Год за годом приезжая на свою лесную опушку, проводя на ней несколько месяцев, мы становились невольными созерцателями природы, этакими стихийными дзэн-буддистами, убежденными, что в ней нет мелочей, все значительно и прекрасно, едино и неповторимо, разумно и бесконечно в своей глубине, а мы сами — лишь частное ее проявление. Не утруждая себя философией, мы {293} просто по-житейски всматривались в чудесное превращение живого, например, от крошечного сухого семечка до жаркого пунцового плода, от рябенького неприметного яичка до верткого, жизнелюбивого скворца. И не заметили, как это стало содержанием наших забот и разговоров, образом жизни.

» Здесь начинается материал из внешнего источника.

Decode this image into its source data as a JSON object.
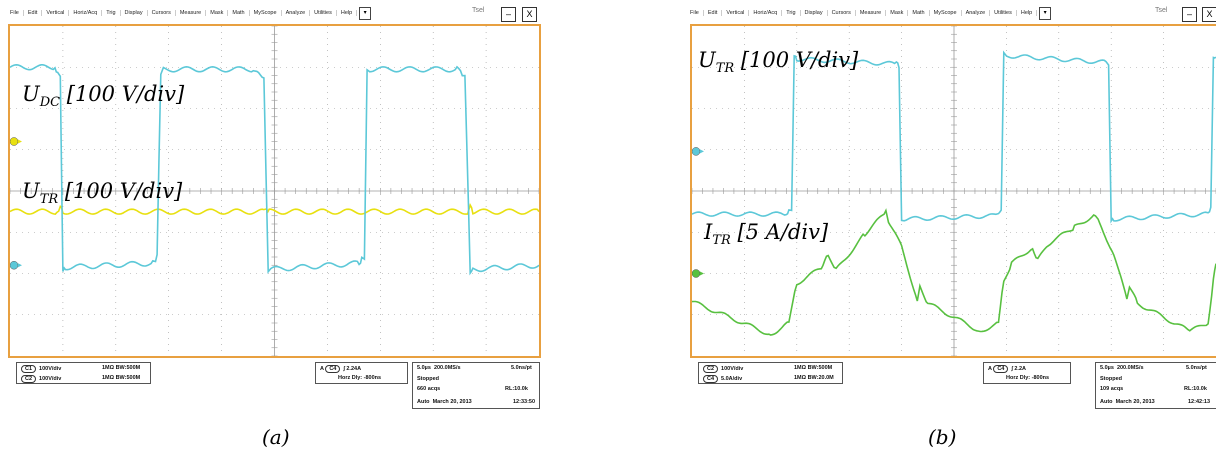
{
  "menu_a": [
    "File",
    "Edit",
    "Vertical",
    "Horiz/Acq",
    "Trig",
    "Display",
    "Cursors",
    "Measure",
    "Mask",
    "Math",
    "MyScope",
    "Analyze",
    "Utilities",
    "Help"
  ],
  "menu_b": [
    "File",
    "Edit",
    "Vertical",
    "Horiz/Acq",
    "Trig",
    "Display",
    "Cursors",
    "Measure",
    "Mask",
    "Math",
    "MyScope",
    "Analyze",
    "Utilities",
    "Help"
  ],
  "menu_dropdown": "▾",
  "tsel_a": "Tsel",
  "tsel_b": "Tsel",
  "min_btn": "–",
  "close_btn": "X",
  "colors": {
    "udc": "#e8e010",
    "utr": "#5cc8d8",
    "itr": "#58c040",
    "grid": "#9a9a9a",
    "frame": "#e8a040"
  },
  "chart_data": [
    {
      "type": "line",
      "caption": "(a)",
      "x_divisions": 10,
      "y_divisions": 8,
      "series": [
        {
          "name": "U_DC [100 V/div]",
          "label_main": "U",
          "label_sub": "DC",
          "label_rest": " [100 V/div]",
          "color": "#e8e010",
          "x": [
            0,
            0.89,
            0.95,
            1.0,
            4.8,
            4.85,
            4.9,
            8.65,
            8.7,
            8.75,
            10
          ],
          "y": [
            2.5,
            2.5,
            2.6,
            2.5,
            2.5,
            2.62,
            2.5,
            2.5,
            2.6,
            2.5,
            2.5
          ]
        },
        {
          "name": "U_TR [100 V/div]",
          "label_main": "U",
          "label_sub": "TR",
          "label_rest": " [100 V/div]",
          "color": "#5cc8d8",
          "x": [
            0,
            0.85,
            0.9,
            0.95,
            1.0,
            1.05,
            2.7,
            2.75,
            2.78,
            2.85,
            2.9,
            4.6,
            4.7,
            4.8,
            4.88,
            4.93,
            6.6,
            6.65,
            6.7,
            6.75,
            6.8,
            8.45,
            8.55,
            8.6,
            8.7,
            8.75,
            10
          ],
          "y": [
            6.0,
            6.0,
            5.85,
            5.82,
            1.0,
            1.15,
            1.25,
            1.35,
            1.4,
            5.88,
            5.95,
            5.95,
            5.85,
            5.75,
            1.05,
            1.1,
            1.25,
            1.35,
            1.4,
            5.88,
            5.95,
            5.95,
            5.85,
            5.75,
            1.05,
            1.1,
            1.2
          ]
        }
      ]
    },
    {
      "type": "line",
      "caption": "(b)",
      "x_divisions": 10,
      "y_divisions": 8,
      "series": [
        {
          "name": "U_TR [100 V/div]",
          "label_main": "U",
          "label_sub": "TR",
          "label_rest": " [100 V/div]",
          "color": "#5cc8d8",
          "x": [
            0,
            1.8,
            1.85,
            1.9,
            1.95,
            2.0,
            3.9,
            3.95,
            4.0,
            4.05,
            5.8,
            5.85,
            5.9,
            5.95,
            6.0,
            7.9,
            7.95,
            8.0,
            8.05,
            9.8,
            9.85,
            9.9,
            9.95,
            10
          ],
          "y": [
            -2.7,
            -2.7,
            -2.6,
            -2.55,
            2.05,
            2.0,
            1.85,
            1.8,
            -2.95,
            -2.85,
            -2.75,
            -2.65,
            -2.6,
            2.2,
            2.1,
            1.9,
            1.85,
            -2.95,
            -2.85,
            -2.7,
            -2.6,
            -2.55,
            2.1,
            2.05
          ]
        },
        {
          "name": "I_TR [5 A/div]",
          "label_main": "I",
          "label_sub": "TR",
          "label_rest": " [5 A/div]",
          "color": "#58c040",
          "x": [
            0,
            1.5,
            1.85,
            2.0,
            2.5,
            2.6,
            2.75,
            3.3,
            3.7,
            3.75,
            4.0,
            4.3,
            4.35,
            4.5,
            5.5,
            5.85,
            5.95,
            6.1,
            6.5,
            6.6,
            6.8,
            7.3,
            7.7,
            7.75,
            8.05,
            8.3,
            8.35,
            8.5,
            9.5,
            9.85,
            9.95,
            10
          ],
          "y": [
            -5.35,
            -6.35,
            -6.0,
            -4.8,
            -4.3,
            -3.9,
            -4.4,
            -3.3,
            -2.65,
            -2.9,
            -3.7,
            -5.3,
            -4.9,
            -5.4,
            -6.25,
            -6.0,
            -4.7,
            -4.2,
            -3.7,
            -4.1,
            -3.6,
            -3.1,
            -2.7,
            -2.9,
            -3.9,
            -5.3,
            -4.9,
            -5.4,
            -6.25,
            -6.0,
            -4.7,
            -4.2
          ]
        }
      ]
    }
  ],
  "status_a": {
    "ch1": "C1",
    "ch1_scale": "100V/div",
    "ch1_imp": "1MΩ BW:500M",
    "ch2": "C2",
    "ch2_scale": "100V/div",
    "ch2_imp": "1MΩ BW:500M",
    "trig_mode": "A",
    "trig_ch": "C4",
    "trig_level": "∫ 2.24A",
    "horz_delay": "Horz Dly: -800ns",
    "timebase": "5.0µs",
    "samplerate": "200.0MS/s",
    "nspt": "5.0ns/pt",
    "state": "Stopped",
    "acqs": "660 acqs",
    "rl": "RL:10.0k",
    "mode": "Auto",
    "date": "March 20, 2013",
    "time": "12:33:50"
  },
  "status_b": {
    "ch1": "C2",
    "ch1_scale": "100V/div",
    "ch1_imp": "1MΩ BW:500M",
    "ch2": "C4",
    "ch2_scale": "5.0A/div",
    "ch2_imp": "1MΩ BW:20.0M",
    "trig_mode": "A",
    "trig_ch": "C4",
    "trig_level": "∫ 2.2A",
    "horz_delay": "Horz Dly: -800ns",
    "timebase": "5.0µs",
    "samplerate": "200.0MS/s",
    "nspt": "5.0ns/pt",
    "state": "Stopped",
    "acqs": "109 acqs",
    "rl": "RL:10.0k",
    "mode": "Auto",
    "date": "March 20, 2013",
    "time": "12:42:13"
  }
}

Стыдясь непродуктивности своего времяпрепровождения, я по несколько раз в день обходил свои владения, и рукотворные, и дикие, отмечая всякую перемену. Глаз становился зорче, понятливее, устремлялся от целого к частностям и нюансам, будь то яблочная завязь, жук-плавунец, поросший мхом камень или цветок по имени «сапожок». Я проходил весь природный календарь длиной в три сезона — проходил буквально ногами, трогал руками, ощущал спиной и кожей, впитывал всеми органами чувств. Жена донаблюдалась до того, что пришлось обращаться к услугам местного костоправа. Мы завели амбарную книгу, куда день за днем вписывали отнюдь не наши ощущения и мысли, а скупые факты типа «пиона расцвелась». При этом я не хочу сказать, что я стал натуралистом, из меня даже образцового огородника не получилось. Но вот сейчас, когда хутора у меня нет, я знаю, без чего особенно тоскую, а значит, что делало меня там счастливым.

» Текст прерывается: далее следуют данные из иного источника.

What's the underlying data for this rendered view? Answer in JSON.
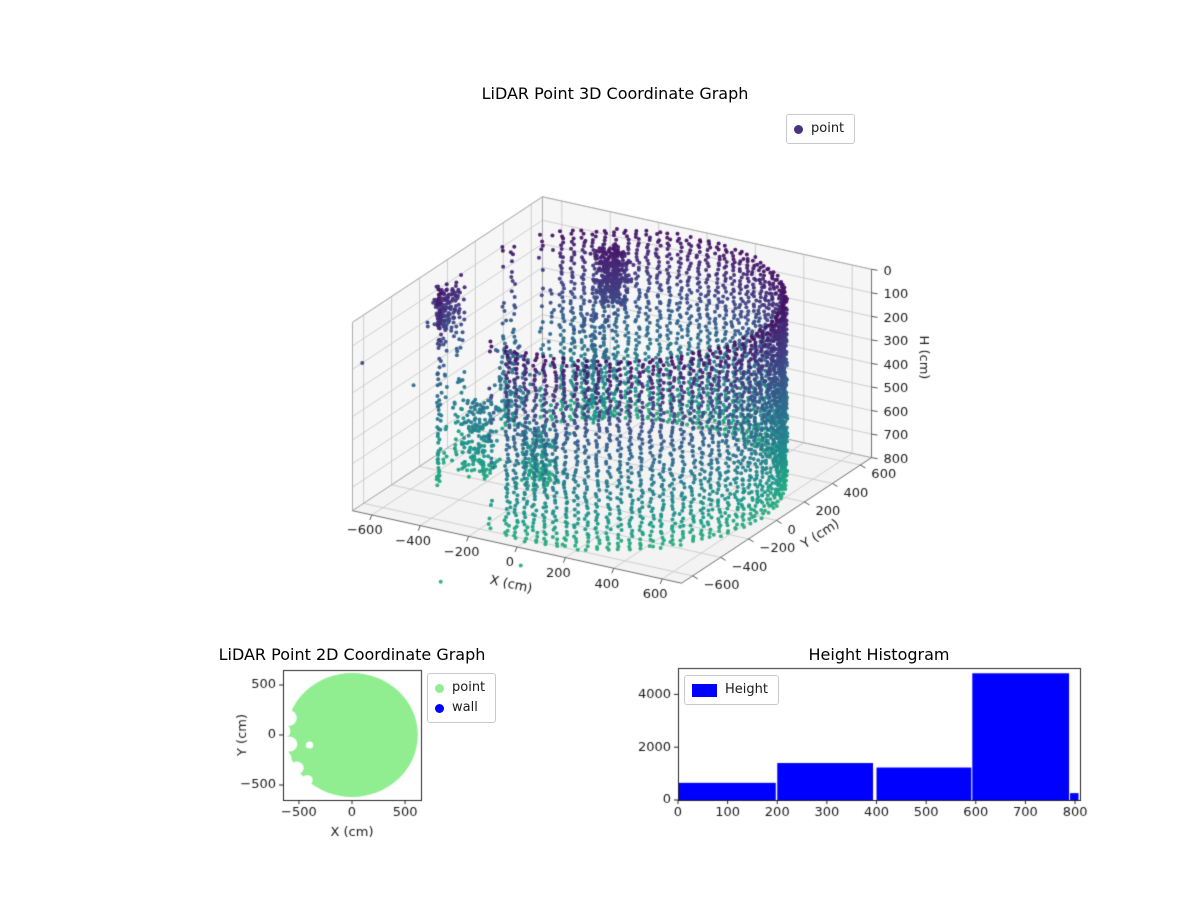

Рано утром растворишь окно в комнате, когда солнце еще не поднялось над нашими могучими елками, а лишь через них пробивается сильными лучами, и там, в еще тенистом и влажном лесу шебуршат птицы — и поют, и тренькают, и трещат, перелетая с ветки на ветку, как будто чего-то не поделили. В этот час первую чашку кофе нужно выпить, сидя на крыльце, влажном от росы.
После этого надо достать из сарая косу, увлажнить ее в траве и пройтись по ней оселком, доводя особо «мысок» и «пятку» до предельной остроты жала. Коса будет мягко валить сочные травяные заросли рядок за рядком где-нибудь в саду или у колодца, обходя, как правило, кусты незабудок. Мелькнут в последний раз яркие бубенцы купальницы, сиреневые медоносные султанчики, луговая герань. Прямо из-под косы выскочит жаба и торопливо, заваливаясь на бок, упрыгает прочь. Лужайку перед домом пока не надо трогать. Она уже скошена один раз, а теперь вся поросла одуванчиками, их ярко-желтые цветы закрываются на ночь и сейчас вот?вот снова раскроются. Трава чуть подсохнет и над россыпью золотистых розеток, похожих на маленькие солнца, залетают {294} пчелы и шмели, ни один не пропустят, тишина огласится ровным гуденьем. Скворчата в двух скворечниках на березах так подросли, что домики ходят ходуном, покачиваются, и гам стоит великолепный. На лужайке расставлены красные складные стулья, между ними небольшой столик, вот тут и будем завтракать, когда все проснутся.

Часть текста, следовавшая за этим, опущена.